I don't generally make a habit of taking to Twitter to announce snow conditions at Northwest ski areas, but that's what I did two days after Christmas. Traveling across Snoqualmie Pass from Spokane, I was surprised to see the paltry snow levels at the Summit. It was, of course, pouring rain, with no snow in sight.
I snapped a picture and posted to Twitter: "Reason 542 Spokane skiing beats Seattle. The scene today (closed, little snow, pouring rain) at Snoqualmie Pass."
I stoked the fire again a few weeks later, tweeting: "Hey, Seattle. Greetings from Spokane, where it's sunny, 40 degrees. I think I'll ski tonight at our nearby mountain that has plenty of snow."
It's no secret that the west and east sides of Washington have a cultural and political rivalry. That competition, if you can call it that, manifests itself all the time in conversations I have with Seattle friends.
"When are you moving here?" they'll ask, as if to suggest Spokane is no place for a young, college-educated person.
All those Twitter updates and defenses I hurl are meant to be playful, but also informative. Spokane and the Inland Northwest is a desirable place to live for numerous reasons — a relatively low cost of living and access to good outdoor adventure being two. (Outside magazine named Spokane one of its "Best Towns" for 2013.)

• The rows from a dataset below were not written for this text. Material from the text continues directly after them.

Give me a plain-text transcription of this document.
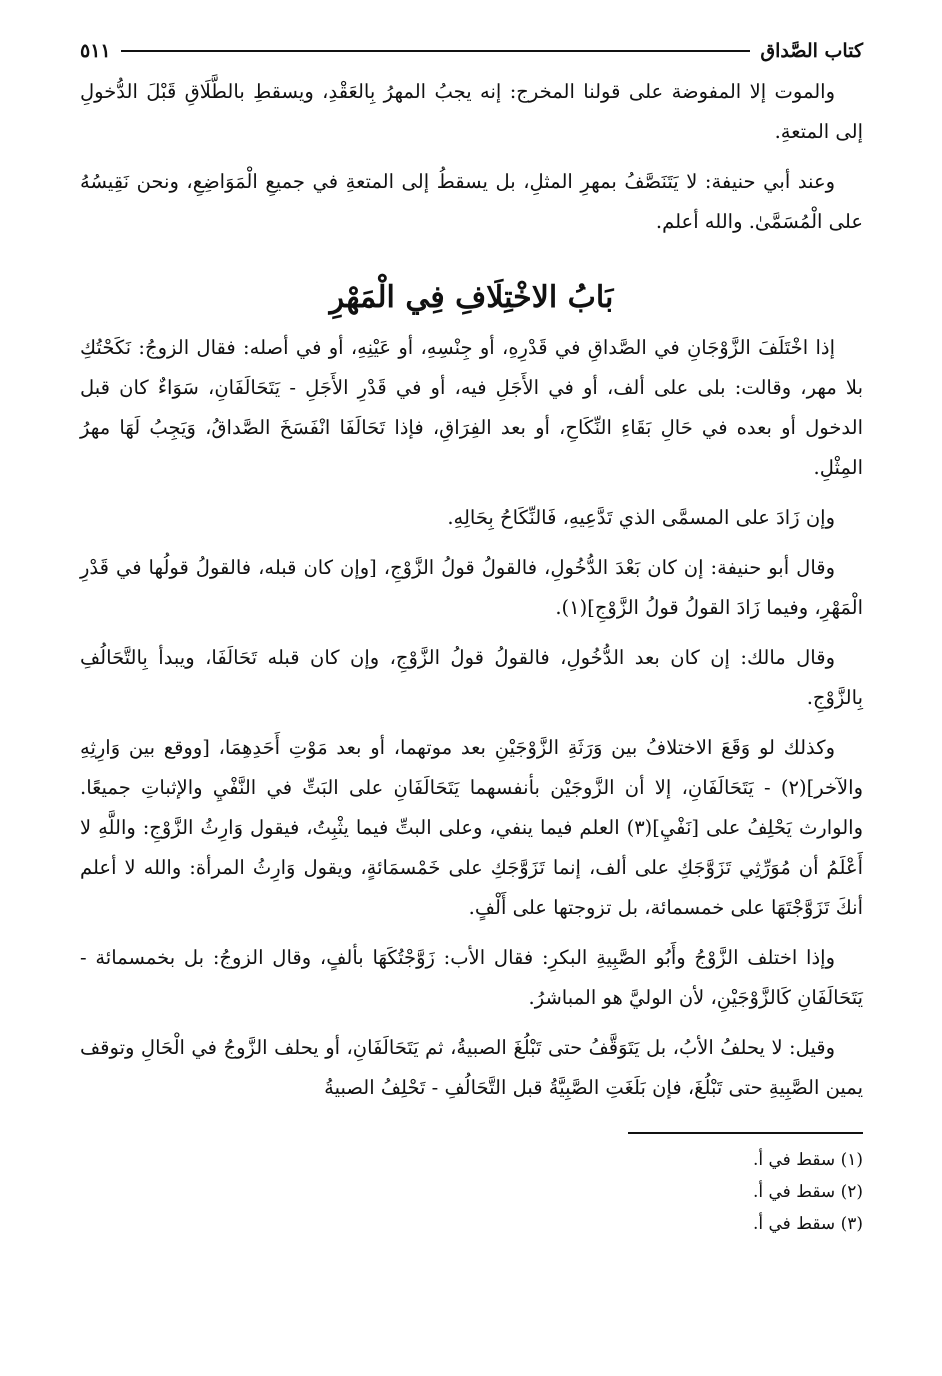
كتاب الصَّداق
٥١١

والموت إلا المفوضة على قولنا المخرج: إنه يجبُ المهرُ بِالعَقْدِ، ويسقطِ بالطَّلَاقِ قَبْلَ الدُّخولِ إلى المتعةِ.

وعند أبي حنيفة: لا يَتَنَصَّفُ بمهرِ المثلِ، بل يسقطُ إلى المتعةِ في جميعِ الْمَوَاضِعِ، ونحن نَقِيسُهُ على الْمُسَمَّىٰ. والله أعلم.

بَابُ الاخْتِلَافِ فِي الْمَهْرِ

إذا اخْتَلَفَ الزَّوْجَانِ في الصَّداقِ في قَدْرِهِ، أو جِنْسِهِ، أو عَيْنِهِ، أو في أصله: فقال الزوجُ: نَكَحْتُكِ بلا مهر، وقالت: بلى على ألف، أو في الأَجَلِ فيه، أو في قَدْرِ الأَجَلِ - يَتَحَالَفَانِ، سَوَاءٌ كان قبل الدخول أو بعده في حَالِ بَقَاءِ النِّكَاحِ، أو بعد الفِرَاقِ، فإذا تَحَالَفَا انْفَسَخَ الصَّداقُ، وَيَجِبُ لَهَا مهرُ المِثْلِ.

وإن زَادَ على المسمَّى الذي تَدَّعِيهِ، فَالنِّكَاحُ بِحَالِهِ.

وقال أبو حنيفة: إن كان بَعْدَ الدُّخُولِ، فالقولُ قولُ الزَّوْجِ، [وإن كان قبله، فالقولُ قولُها في قَدْرِ الْمَهْرِ، وفيما زَادَ القولُ قولُ الزَّوْجِ](١).

وقال مالك: إن كان بعد الدُّخُولِ، فالقولُ قولُ الزَّوْجِ، وإن كان قبله تَحَالَفَا، ويبدأ بِالتَّحَالُفِ بِالزَّوْجِ.

وكذلك لو وَقَعَ الاختلافُ بين وَرَثَةِ الزَّوْجَيْنِ بعد موتهما، أو بعد مَوْتِ أَحَدِهِمَا، [ووقع بين وَارِثِهِ والآخر](٢) - يَتَحَالَفَانِ، إلا أن الزَّوجَيْن بأنفسهما يَتَحَالَفَانِ على البَتِّ في النَّفْيِ والإثباتِ جميعًا. والوارث يَحْلِفُ على [نَفْيِ](٣) العلم فيما ينفي، وعلى البتِّ فيما يثْبِتُ، فيقول وَارِثُ الزَّوْجِ: واللَّهِ لا أَعْلَمُ أن مُوَرِّثِي تَزَوَّجَكِ على ألف، إنما تَزَوَّجَكِ على خَمْسمَائةٍ، ويقول وَارِثُ المرأة: والله لا أعلم أنكَ تَزَوَّجْتَهَا على خمسمائة، بل تزوجتها على أَلْفٍ.

وإذا اختلف الزَّوْجُ وأَبُو الصَّبِيةِ البكرِ: فقال الأب: زَوَّجْتُكَهَا بألفٍ، وقال الزوجُ: بل بخمسمائة - يَتَحَالَفَانِ كَالزَّوْجَيْنِ، لأن الوليَّ هو المباشرُ.

وقيل: لا يحلفُ الأبُ، بل يَتَوَقَّفُ حتى تَبْلُغَ الصبيةُ، ثم يَتَحَالَفَانِ، أو يحلف الزَّوجُ في الْحَالِ وتوقف يمين الصَّبِيةِ حتى تَبْلُغَ، فإن بَلَغَتِ الصَّبِيَّةُ قبل التَّحَالُفِ - تَحْلِفُ الصبيةُ

(١) سقط في أ.

(٢) سقط في أ.

(٣) سقط في أ.
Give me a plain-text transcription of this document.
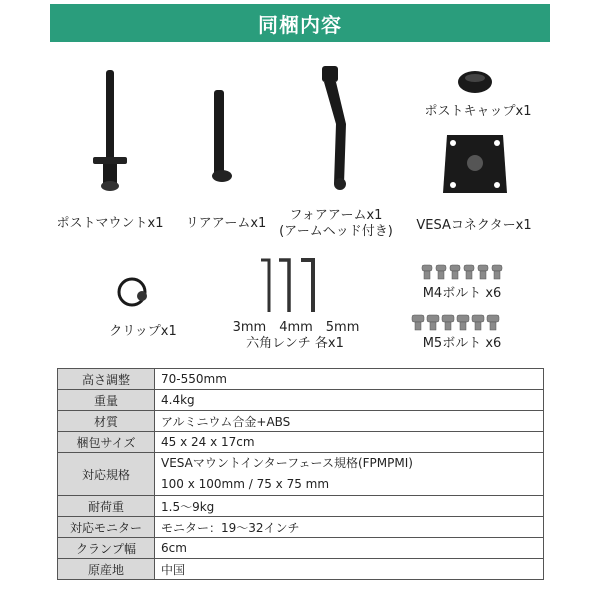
同梱内容
ポストマウントx1	リアアームx1
フォアアームx1
(アームヘッド付き)
ポストキャップx1
VESAコネクターx1
クリップx1	3mm　4mm　5mm
六角レンチ 各x1
M4ボルト x6
M5ボルト x6
高さ調整	70-550mm
重量	4.4kg
材質	アルミニウム合金+ABS
梱包サイズ	45 x 24 x 17cm
対応規格	VESAマウントインターフェース規格(FPMPMI)
100 x 100mm / 75 x 75 mm

耐荷重	1.5～9kg
対応モニター	モニター：19～32インチ
クランプ幅	6cm
原産地	中国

But the more passive-aggressive city promotions I hurl into the Internet ether, the more I wonder if I'm being too defensive. (The Spokanite doth protest too much, methinks.) Am I — and all of Spokane — suffering from a metropolitan inferiority complex?
That question wouldn't have percolated to the top of my meth-wearied brain (Remember, all Spokanites are toothless drug addicts living in squalor.) without the help of Seattle Times columnist Danny Westneat.
In a column ahead of the Seahawks-49ers NFC Championship game, Westneat pondered whether Seattle had an inferiority complex of its own — toward San Francisco. He also couldn't help taking a passing glance at Washington state's west-east divide:
"So in a way we got our start as San Francisco’s dump," he wrote. "We are to them as Tacoma is to us. OK, that’s too extreme. How about this: We are San Francisco's Spokane."
The subtext: Spokane is not and will never be as cool as Seattle.
That made me think about my own defenses of Spokane, both online and in person. Does Seattle really have a superiority complex toward Spokane? Does Spokane have an inferiority complex toward Seattle?
Or, perhaps a better question: Am I the one with the complex? In constantly defending my choice to live in Spokane, am I feeding the proverbial beast?
For insight, I took to Facebook. (Indeed, we do have Internet in Spokane, though our 56K dial-up makes it a bear to load — even with 1,000 hours of free AOL access.)
Does Seattle think it's superior, I asked. Does Spokane think it's inferior?
The responses didn't settle any great debate. Spokane people, it seems, like a slower pace to life, enjoy more open space and want a friendly environment. Seattle is great too, if you can afford the higher cost of living. And, of course, if you're OK with rain and traffic congestion.
One comment from a friend seemed particularly spot-on:
"I've lived in Seattle, Los Angeles, Newport Beach and yet here I am willingly and consciously living in a small eastern Washington town, on a big clean river, where a tent, truck, boat and rifle are all you really need to be happy. Spokane has all pluses in those categories. I don't believe that makes me inferior, or Seattle superior, I think it means those pluses are different for me than someone else."
For many people, Spokane simply offers different qualities of life than Seattle. That doesn't make them rednecks, racists or any of the other stereotypes associated with the region. (Indeed, there are plenty of Subaru-driving, REI-shopping, organic food-loving people in Spokane. Count me among them.)
Nor does it make Seattle residents haughty with superiority.
What it does highlight are the qualities that make this region of ours, the Pacific Northwest, so desirable: The diversity of landscapes, ecosystems, geology, cultures and, yes, politics.
That's why I push back against the notion that Seattle is somehow "better" than Spokane, and why I'm careful not to come off feeling inferior to our western neighbors.
Perhaps if we start thinking of ourselves as Northwesterners rather than Seattleites or Spokanites, we would agree on much more than we realize. Like how good it is not living in Tacoma.